Primary LanguageJavaMIT LicenseMIT

Real-Time search use case: Powered by MySQL, Kafka and RediSearch on Azure

Apache Kafka often plays a key role in the overall data architecture with other systems producing/consuming data to/from it. These could be click stream events, logs, sensor data, database change-events etc. So, as you might imagine, there is a lot of data in Kafka (topics) but it’s useful only when consumed or ingested into other systems.

Kafka Connect is a platform to stream data between Apache Kafka and external systems in a scalable and reliable manner. Thanks to connectors (sink/source), you do not need to write custom integration code to glue systems together.

In case an existing connector is not available, you can leverage the powerful Kafka Connect framework to build your own connectors.

This example demonstrates a data pipeline, to synchronize data between MySQL and Redis. Although this is applicable to many use cases, the one being covered here is that of product/inventory information being available to downstream systems in near real-time to fulfill search requirements.

What's covered?

  • The high level solution architecture
  • The end to end guide/how-to on how to deploy and test the entire solution on Azure

Imagine data being uploaded (using a batched mode for example) to a relational database (MySQL on Azure in this case) - this can be continuously synchronized to a search engine with low latency - In this solution, Redis on Azure is used as the search engine (more on this soon). This provides a foundation for other services (such as APIs) to drive important parts of the business, such as a customer facing website that can provide fresh, up-to date information on products, availability etc.

Solution architecture

This section provides a high level overview of the solution and the individual components.

As you can see, it has several moving parts:

Thanks to the JDBC source connector, data in MySQL (products table) is sent to a Kafka topic - here is how the JSON payload looks like TODO:

A consumer application processes these events and makes sure that they are available for search. It does so by creating the required index definition and adding new product info as RediSearch documents (currently represented as a Redis HASH). The search services then makes makes the RediSearch data available as a REST API. To keep things simple, the REST API allows you to enter queries as per the RediSearch query syntax

The above mentioned services use the JRediSearch library to interface with RediSearch to create index, add documents and querying.

Pre-requisites

Before we dive into the nitty gritty, please ensure that you have:

  • An Azure account. You can get it for free if you don't already have one.
  • Install Azure CLI to deploy and manage the infrastructure components.
  • JDK 11 or above
  • Recent Maven release
  • Git

Set up the base infrastructure components

You also need to configure

MySQL instance on Azure

CREATE TABLE `products` (
  `product_id` int(11) NOT NULL,
  `product_name` varchar(255) NOT NULL,
   `created_at`timestamp NOT NULL,
  `product_details` JSON DEFAULT NULL,
  
  PRIMARY KEY (`product_id`)
);

For details, please refer to the Prerequisites section in the connector documentation

Kafka cluster in Confluent Cloud

Before you move ahead, make sure that the basic stuff is working - insert record in MySQL and ensure that the Kafka topic is getting the messages.

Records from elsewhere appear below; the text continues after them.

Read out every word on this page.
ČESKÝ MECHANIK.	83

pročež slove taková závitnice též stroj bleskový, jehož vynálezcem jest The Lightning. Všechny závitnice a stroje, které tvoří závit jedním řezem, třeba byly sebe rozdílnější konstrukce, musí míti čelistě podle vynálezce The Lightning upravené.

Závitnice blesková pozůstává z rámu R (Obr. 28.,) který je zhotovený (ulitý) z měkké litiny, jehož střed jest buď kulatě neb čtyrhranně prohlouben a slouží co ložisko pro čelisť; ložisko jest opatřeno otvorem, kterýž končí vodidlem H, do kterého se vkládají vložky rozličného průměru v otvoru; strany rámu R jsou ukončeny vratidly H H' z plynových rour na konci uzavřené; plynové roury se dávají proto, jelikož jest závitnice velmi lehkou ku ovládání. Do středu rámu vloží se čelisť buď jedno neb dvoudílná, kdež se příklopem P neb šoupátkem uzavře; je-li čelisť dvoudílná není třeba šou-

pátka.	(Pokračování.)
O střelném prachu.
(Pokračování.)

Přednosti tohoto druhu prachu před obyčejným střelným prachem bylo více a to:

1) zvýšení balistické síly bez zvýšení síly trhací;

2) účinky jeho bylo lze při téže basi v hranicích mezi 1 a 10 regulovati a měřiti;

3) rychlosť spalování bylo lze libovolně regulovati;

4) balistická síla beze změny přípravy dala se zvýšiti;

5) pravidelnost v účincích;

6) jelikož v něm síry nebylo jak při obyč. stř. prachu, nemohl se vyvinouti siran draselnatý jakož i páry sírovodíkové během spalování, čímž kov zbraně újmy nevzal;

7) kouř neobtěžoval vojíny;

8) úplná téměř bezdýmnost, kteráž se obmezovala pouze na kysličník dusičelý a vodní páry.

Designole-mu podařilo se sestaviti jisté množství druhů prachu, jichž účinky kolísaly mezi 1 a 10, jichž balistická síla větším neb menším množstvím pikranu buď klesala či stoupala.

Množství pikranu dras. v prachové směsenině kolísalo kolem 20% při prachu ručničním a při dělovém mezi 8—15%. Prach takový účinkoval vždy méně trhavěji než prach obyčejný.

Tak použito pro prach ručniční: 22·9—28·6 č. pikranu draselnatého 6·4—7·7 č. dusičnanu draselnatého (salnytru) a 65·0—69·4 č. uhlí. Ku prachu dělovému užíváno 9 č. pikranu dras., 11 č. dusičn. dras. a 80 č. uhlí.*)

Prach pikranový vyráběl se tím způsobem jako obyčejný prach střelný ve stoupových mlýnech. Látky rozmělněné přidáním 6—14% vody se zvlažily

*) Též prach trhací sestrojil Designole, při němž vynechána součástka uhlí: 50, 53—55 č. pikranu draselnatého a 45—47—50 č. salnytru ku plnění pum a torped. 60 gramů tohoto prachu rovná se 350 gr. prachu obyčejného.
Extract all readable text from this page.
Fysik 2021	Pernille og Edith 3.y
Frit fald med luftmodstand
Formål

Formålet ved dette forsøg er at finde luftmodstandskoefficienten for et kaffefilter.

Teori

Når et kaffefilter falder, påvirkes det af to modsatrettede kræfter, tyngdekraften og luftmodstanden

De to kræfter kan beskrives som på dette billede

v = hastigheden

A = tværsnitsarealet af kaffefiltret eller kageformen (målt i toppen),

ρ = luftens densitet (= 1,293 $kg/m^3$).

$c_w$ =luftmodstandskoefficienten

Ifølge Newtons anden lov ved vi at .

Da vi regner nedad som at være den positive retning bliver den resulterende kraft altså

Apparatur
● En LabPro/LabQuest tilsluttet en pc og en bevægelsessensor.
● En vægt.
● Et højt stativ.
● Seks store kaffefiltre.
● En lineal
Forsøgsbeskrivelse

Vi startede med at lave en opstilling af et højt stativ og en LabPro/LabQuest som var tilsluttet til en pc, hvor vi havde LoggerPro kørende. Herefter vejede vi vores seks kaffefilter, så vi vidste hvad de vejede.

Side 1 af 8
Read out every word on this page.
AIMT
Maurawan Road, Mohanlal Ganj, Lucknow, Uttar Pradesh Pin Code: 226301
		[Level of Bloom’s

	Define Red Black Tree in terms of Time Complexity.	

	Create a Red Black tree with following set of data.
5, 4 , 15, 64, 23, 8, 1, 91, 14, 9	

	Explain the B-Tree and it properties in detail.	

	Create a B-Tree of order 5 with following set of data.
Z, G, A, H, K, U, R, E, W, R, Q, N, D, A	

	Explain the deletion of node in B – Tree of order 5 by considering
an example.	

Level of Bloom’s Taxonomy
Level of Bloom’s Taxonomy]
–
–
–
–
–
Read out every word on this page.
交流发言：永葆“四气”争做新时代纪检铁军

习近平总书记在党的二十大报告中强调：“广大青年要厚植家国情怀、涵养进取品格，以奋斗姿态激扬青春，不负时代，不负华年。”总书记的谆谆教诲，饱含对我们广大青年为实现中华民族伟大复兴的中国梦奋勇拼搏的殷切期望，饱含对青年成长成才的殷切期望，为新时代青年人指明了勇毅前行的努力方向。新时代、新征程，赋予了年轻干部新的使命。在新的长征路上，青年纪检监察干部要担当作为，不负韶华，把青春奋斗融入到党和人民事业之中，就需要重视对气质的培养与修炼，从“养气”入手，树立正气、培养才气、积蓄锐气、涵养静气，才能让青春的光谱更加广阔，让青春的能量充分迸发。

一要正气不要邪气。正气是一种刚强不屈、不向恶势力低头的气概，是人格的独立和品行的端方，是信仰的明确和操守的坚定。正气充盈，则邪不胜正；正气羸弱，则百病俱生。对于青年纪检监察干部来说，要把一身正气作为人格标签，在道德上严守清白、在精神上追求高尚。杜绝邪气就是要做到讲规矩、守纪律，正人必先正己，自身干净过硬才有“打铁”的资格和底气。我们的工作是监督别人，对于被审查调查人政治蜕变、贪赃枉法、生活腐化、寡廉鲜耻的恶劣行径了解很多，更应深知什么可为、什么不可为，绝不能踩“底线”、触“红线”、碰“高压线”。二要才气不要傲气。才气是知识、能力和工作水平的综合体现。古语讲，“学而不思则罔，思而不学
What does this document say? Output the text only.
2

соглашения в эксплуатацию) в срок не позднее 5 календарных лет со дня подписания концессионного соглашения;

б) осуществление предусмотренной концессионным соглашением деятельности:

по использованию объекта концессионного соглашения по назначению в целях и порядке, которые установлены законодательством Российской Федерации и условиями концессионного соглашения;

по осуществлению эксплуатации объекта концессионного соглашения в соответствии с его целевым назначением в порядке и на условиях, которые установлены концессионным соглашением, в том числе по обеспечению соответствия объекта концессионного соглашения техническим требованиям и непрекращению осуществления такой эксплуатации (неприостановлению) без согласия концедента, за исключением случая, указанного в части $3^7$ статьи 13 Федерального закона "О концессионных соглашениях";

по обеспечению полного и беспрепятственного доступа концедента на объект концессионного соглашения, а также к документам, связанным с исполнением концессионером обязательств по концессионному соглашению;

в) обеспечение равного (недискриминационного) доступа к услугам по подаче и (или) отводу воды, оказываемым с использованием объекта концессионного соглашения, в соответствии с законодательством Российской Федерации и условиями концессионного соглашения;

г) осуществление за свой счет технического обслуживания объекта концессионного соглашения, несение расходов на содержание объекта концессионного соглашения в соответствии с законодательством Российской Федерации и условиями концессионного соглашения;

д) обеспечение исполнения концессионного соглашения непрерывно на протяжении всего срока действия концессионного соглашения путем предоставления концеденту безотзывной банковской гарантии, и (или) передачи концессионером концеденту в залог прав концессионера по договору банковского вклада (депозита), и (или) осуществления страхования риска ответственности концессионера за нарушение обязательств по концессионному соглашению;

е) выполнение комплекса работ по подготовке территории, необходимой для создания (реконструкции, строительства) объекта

For Redis instance on Azure, please ensure you have the host name and the access keys information handy.

Build and deploy applications to Azure Spring Cloud

Start by cloning the GitHub repository and change into right directory:

git clone https://github.com/Azure-Samples/mysql-kafka-redis-integration
cd mysql-kafka-redis-integration

For both the services, update the application.yaml file in src/main/resources folder with connection details for Azure Cache for Redis and the Confluent Cloud Kafka cluster.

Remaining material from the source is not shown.